Frequency-Domain Analysis of Atmospherically Forced versus Intrinsic Ocean Surface Kinetic Energy Variability in GFDL's CM2-O Model Hierarchy

Low-frequency variability at the ocean surface can be excited both by atmospheric forcing, such as in exchanges of heat and momentum, and by the intrinsic nonlinear transfer of energy between mesoscale ocean eddies. Recent studies have shown that nonlinear eddy interactions can excite an energy transfer from high to low frequencies analogous to the transfer of energy from high to low wavenumbers (small to large spatial scales) in quasi-two-dimensional turbulence. As the spatial inverse cascade is driven by oceanic eddies, the process of energy exchange across frequencies may be sensitive to ocean model resolution. Here a cross-spectrum diagnostic is applied to the oceanic component in a hierarchy of fully coupled ocean-atmosphere models to address the transfer of ocean surface kinetic energy between high and low frequencies.

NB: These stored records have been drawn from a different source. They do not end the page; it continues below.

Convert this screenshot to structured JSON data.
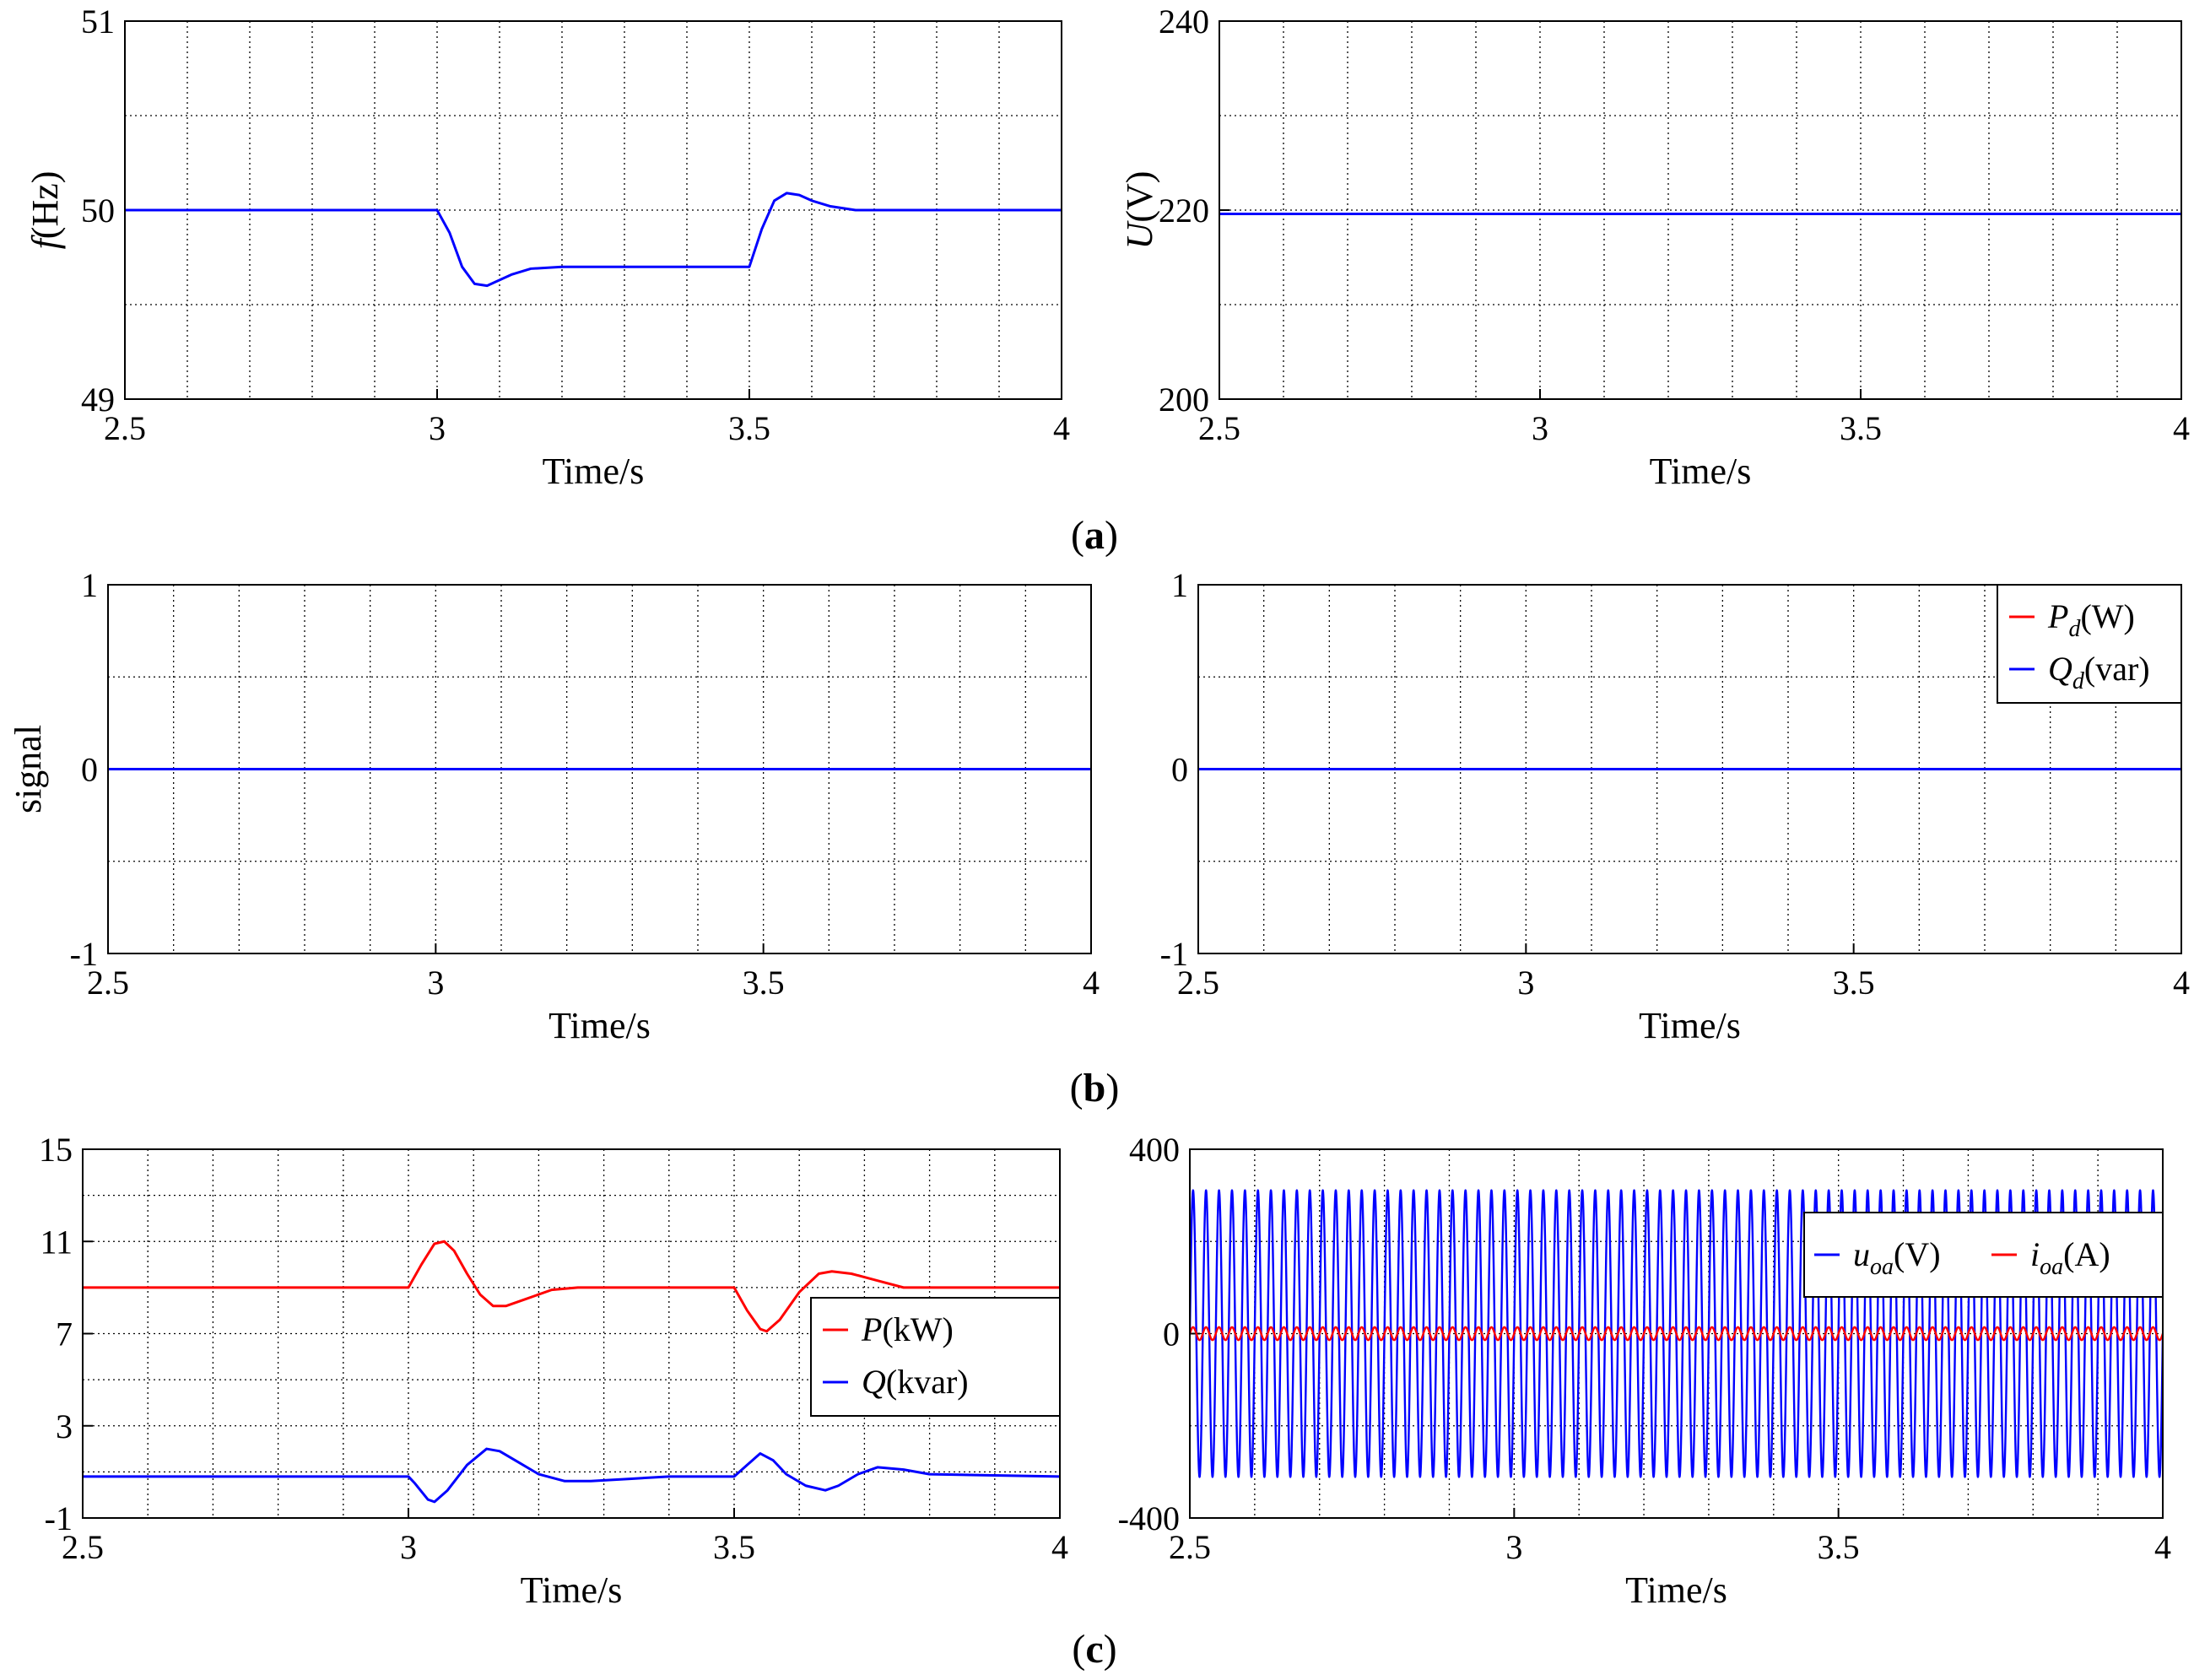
{
  "colors": {
    "blue": "#0000ff",
    "red": "#ff0000",
    "axis": "#000000"
  },
  "captions": {
    "a": "a",
    "b": "b",
    "c": "c"
  },
  "chart_data": [
    {
      "id": "a-left",
      "type": "line",
      "xlabel": "Time/s",
      "ylabel": {
        "italic": "f",
        "rest": "(Hz)"
      },
      "xlim": [
        2.5,
        4
      ],
      "ylim": [
        49,
        51
      ],
      "x_ticks": [
        "2.5",
        "3",
        "3.5",
        "4"
      ],
      "y_ticks": [
        "49",
        "50",
        "51"
      ],
      "legend": null,
      "series": [
        {
          "name": "f",
          "color": "blue",
          "x": [
            2.5,
            3.0,
            3.02,
            3.04,
            3.06,
            3.08,
            3.1,
            3.12,
            3.15,
            3.2,
            3.3,
            3.4,
            3.5,
            3.52,
            3.54,
            3.56,
            3.58,
            3.6,
            3.63,
            3.67,
            3.7,
            3.8,
            4.0
          ],
          "y": [
            50.0,
            50.0,
            49.88,
            49.7,
            49.61,
            49.6,
            49.63,
            49.66,
            49.69,
            49.7,
            49.7,
            49.7,
            49.7,
            49.9,
            50.05,
            50.09,
            50.08,
            50.05,
            50.02,
            50.0,
            50.0,
            50.0,
            50.0
          ]
        }
      ]
    },
    {
      "id": "a-right",
      "type": "line",
      "xlabel": "Time/s",
      "ylabel": {
        "italic": "U",
        "rest": "(V)"
      },
      "xlim": [
        2.5,
        4
      ],
      "ylim": [
        200,
        240
      ],
      "x_ticks": [
        "2.5",
        "3",
        "3.5",
        "4"
      ],
      "y_ticks": [
        "200",
        "220",
        "240"
      ],
      "legend": null,
      "series": [
        {
          "name": "U",
          "color": "blue",
          "x": [
            2.5,
            4.0
          ],
          "y": [
            219.6,
            219.6
          ]
        }
      ]
    },
    {
      "id": "b-left",
      "type": "line",
      "xlabel": "Time/s",
      "ylabel": {
        "italic": "",
        "rest": "signal"
      },
      "xlim": [
        2.5,
        4
      ],
      "ylim": [
        -1,
        1
      ],
      "x_ticks": [
        "2.5",
        "3",
        "3.5",
        "4"
      ],
      "y_ticks": [
        "-1",
        "0",
        "1"
      ],
      "legend": null,
      "series": [
        {
          "name": "signal",
          "color": "blue",
          "x": [
            2.5,
            4.0
          ],
          "y": [
            0,
            0
          ]
        }
      ]
    },
    {
      "id": "b-right",
      "type": "line",
      "xlabel": "Time/s",
      "ylabel": null,
      "xlim": [
        2.5,
        4
      ],
      "ylim": [
        -1,
        1
      ],
      "x_ticks": [
        "2.5",
        "3",
        "3.5",
        "4"
      ],
      "y_ticks": [
        "-1",
        "0",
        "1"
      ],
      "legend": {
        "placement": "top-right",
        "layout": "vertical"
      },
      "series": [
        {
          "name": "Pd",
          "label": {
            "main": "P",
            "sub": "d",
            "unit": "(W)"
          },
          "color": "red",
          "x": [
            2.5,
            4.0
          ],
          "y": [
            0,
            0
          ]
        },
        {
          "name": "Qd",
          "label": {
            "main": "Q",
            "sub": "d",
            "unit": "(var)"
          },
          "color": "blue",
          "x": [
            2.5,
            4.0
          ],
          "y": [
            0,
            0
          ]
        }
      ]
    },
    {
      "id": "c-left",
      "type": "line",
      "xlabel": "Time/s",
      "ylabel": null,
      "xlim": [
        2.5,
        4
      ],
      "ylim": [
        -1,
        15
      ],
      "x_ticks": [
        "2.5",
        "3",
        "3.5",
        "4"
      ],
      "y_ticks": [
        "-1",
        "3",
        "7",
        "11",
        "15"
      ],
      "legend": {
        "placement": "bottom-right",
        "layout": "vertical"
      },
      "series": [
        {
          "name": "P",
          "label": {
            "main": "P",
            "sub": "",
            "unit": "(kW)"
          },
          "color": "red",
          "x": [
            2.5,
            3.0,
            3.02,
            3.04,
            3.055,
            3.07,
            3.09,
            3.11,
            3.13,
            3.15,
            3.18,
            3.22,
            3.26,
            3.3,
            3.4,
            3.5,
            3.52,
            3.54,
            3.55,
            3.57,
            3.6,
            3.63,
            3.65,
            3.68,
            3.72,
            3.76,
            3.8,
            4.0
          ],
          "y": [
            9.0,
            9.0,
            10.0,
            10.9,
            11.0,
            10.6,
            9.6,
            8.7,
            8.2,
            8.2,
            8.5,
            8.9,
            9.0,
            9.0,
            9.0,
            9.0,
            8.0,
            7.2,
            7.1,
            7.6,
            8.8,
            9.6,
            9.7,
            9.6,
            9.3,
            9.0,
            9.0,
            9.0
          ]
        },
        {
          "name": "Q",
          "label": {
            "main": "Q",
            "sub": "",
            "unit": "(kvar)"
          },
          "color": "blue",
          "x": [
            2.5,
            3.0,
            3.01,
            3.03,
            3.04,
            3.06,
            3.09,
            3.12,
            3.14,
            3.17,
            3.2,
            3.24,
            3.28,
            3.34,
            3.4,
            3.5,
            3.52,
            3.54,
            3.56,
            3.58,
            3.61,
            3.64,
            3.66,
            3.69,
            3.72,
            3.76,
            3.8,
            4.0
          ],
          "y": [
            0.8,
            0.8,
            0.5,
            -0.2,
            -0.3,
            0.2,
            1.3,
            2.0,
            1.9,
            1.4,
            0.9,
            0.6,
            0.6,
            0.7,
            0.8,
            0.8,
            1.3,
            1.8,
            1.5,
            0.9,
            0.4,
            0.2,
            0.4,
            0.9,
            1.2,
            1.1,
            0.9,
            0.8
          ]
        }
      ]
    },
    {
      "id": "c-right",
      "type": "line",
      "xlabel": "Time/s",
      "ylabel": null,
      "xlim": [
        2.5,
        4
      ],
      "ylim": [
        -400,
        400
      ],
      "x_ticks": [
        "2.5",
        "3",
        "3.5",
        "4"
      ],
      "y_ticks": [
        "-400",
        "0",
        "400"
      ],
      "legend": {
        "placement": "top-right",
        "layout": "horizontal"
      },
      "series": [
        {
          "name": "uoa",
          "label": {
            "main": "u",
            "sub": "oa",
            "unit": "(V)"
          },
          "color": "blue",
          "waveform": {
            "type": "sine",
            "amplitude": 311,
            "frequency_hz": 50,
            "offset": 0
          }
        },
        {
          "name": "ioa",
          "label": {
            "main": "i",
            "sub": "oa",
            "unit": "(A)"
          },
          "color": "red",
          "waveform": {
            "type": "sine",
            "amplitude": 14,
            "frequency_hz": 50,
            "offset": 0
          }
        }
      ]
    }
  ]
}
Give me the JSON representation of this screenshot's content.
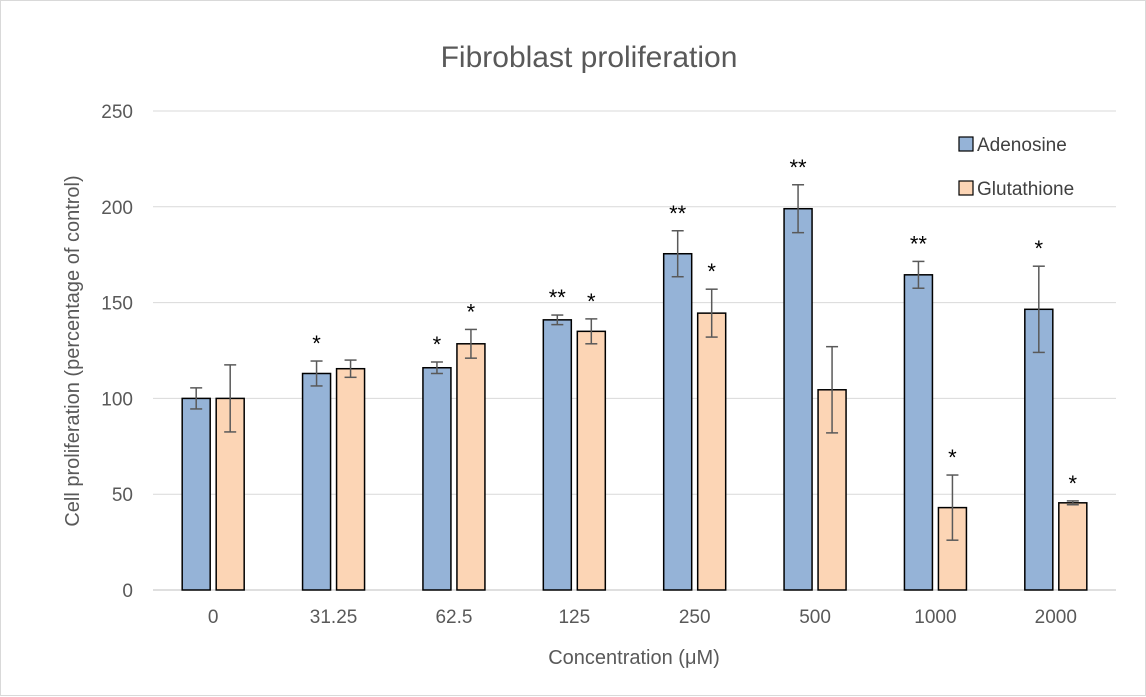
{
  "chart_data": {
    "type": "bar",
    "title": "Fibroblast proliferation",
    "xlabel": "Concentration (μM)",
    "ylabel": "Cell proliferation (percentage of control)",
    "categories": [
      "0",
      "31.25",
      "62.5",
      "125",
      "250",
      "500",
      "1000",
      "2000"
    ],
    "ylim": [
      0,
      250
    ],
    "yticks": [
      "0",
      "50",
      "100",
      "150",
      "200",
      "250"
    ],
    "grid": true,
    "legend_position": "top-right",
    "series": [
      {
        "name": "Adenosine",
        "color": "#95b3d7",
        "values": [
          100,
          113,
          116,
          141,
          175.5,
          199,
          164.5,
          146.5
        ],
        "errors": [
          5.5,
          6.5,
          3,
          2.5,
          12,
          12.5,
          7,
          22.5
        ],
        "significance": [
          "",
          "*",
          "*",
          "**",
          "**",
          "**",
          "**",
          "*"
        ]
      },
      {
        "name": "Glutathione",
        "color": "#fcd5b5",
        "values": [
          100,
          115.5,
          128.5,
          135,
          144.5,
          104.5,
          43,
          45.5
        ],
        "errors": [
          17.5,
          4.5,
          7.5,
          6.5,
          12.5,
          22.5,
          17,
          1
        ],
        "significance": [
          "",
          "",
          "*",
          "*",
          "*",
          "",
          "*",
          "*"
        ]
      }
    ]
  }
}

The crossspectral diagnostic allows for a comparison of the relative contributions of coupled atmospheric forcing through wind stress and the intrinsic advection to low-frequency ocean surface kinetic energy. Diagnostics of energy flux and transfer within the frequency domain are compared between three coupled models with ocean model horizontal resolutions of 1 degrees, 1/4 degrees, and 1/10 degrees to address the importance of resolving eddies in the driving of energy to low frequencies in coupled models.